What is Mr. Sanchez thinking about? Systems thinking - of course! He has a lot of ideas that I am sure we will learn more about when he returns. But he is connecting what we are doing here to what is going on in Costa Rica, for us to study and apply through what we eat and drink: the sugar, coffee, chocolate, pineapples, and bananas that are grown in his home country and the impacts of our consumption on people and environment in his home country, and how we might use travel to study all of these systems and evolve them. So more to come there.
But that gets me thinking about how travel connects to our curriculum? How could it connect more and what more can we do besides just travel? There are ways to think about travel differently. When we think about travel, what probably comes to mind most Immediately is international travel. There are many costs and a lot of work involved. Thacher cannot support everything, but we are starting to think more strategically about long term thinking for the school and there things to consider about strategic endowment that could help support faculty and staff to develop travel programs, and for more opportunities for more students to explore.

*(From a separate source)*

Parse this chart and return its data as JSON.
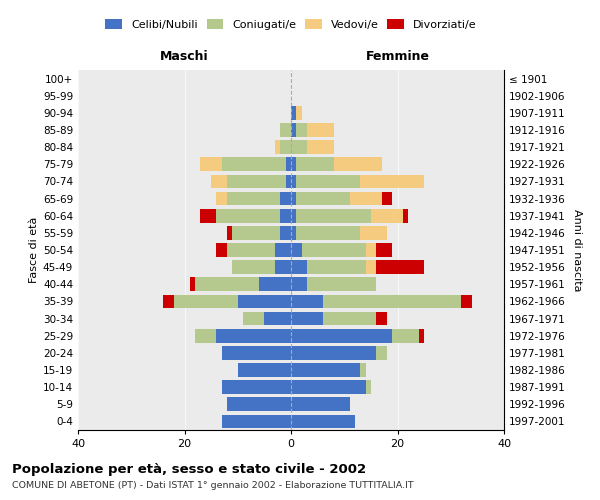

So we have to think creatively too, and that is why I will reshare that spreadsheet after assembly, which I shared in the fall for students to think about opportunities that are local, regional, national, and international. There are a wide variety of opportunities for travel, community service, language immersion, the humanities, and sciences that members of this community have helped curate. There are also additional notes on the availability of financial aid and recommendations from different people in the community included. So now I want to invite community members to share new opportunities that you have found this year, and help create more opportunities for more people in the future.
But also, in closing today, think about regional and local travel and movement. Get outside, move. It is inspiring to see students on Sunday mornings gather outside the gates of Thacher and jog down to the farmer’s market or to hear about students hiking up to Twin Peaks, going camping, and taking horses out onto the trails. You are helping to keep your brain active, healthy, and happy just by moving beyond the routines of everyday life. Wearing the Ms. Carney hat for a moment: Be safe, be prepared, travel in groups, check in on Reach. But get out there!
Thank you!
Dr. Russell Spinney is Chair of Thacher’s History Department and the Director of the Marvin Shagam Program for Ethics and Global Citizenship.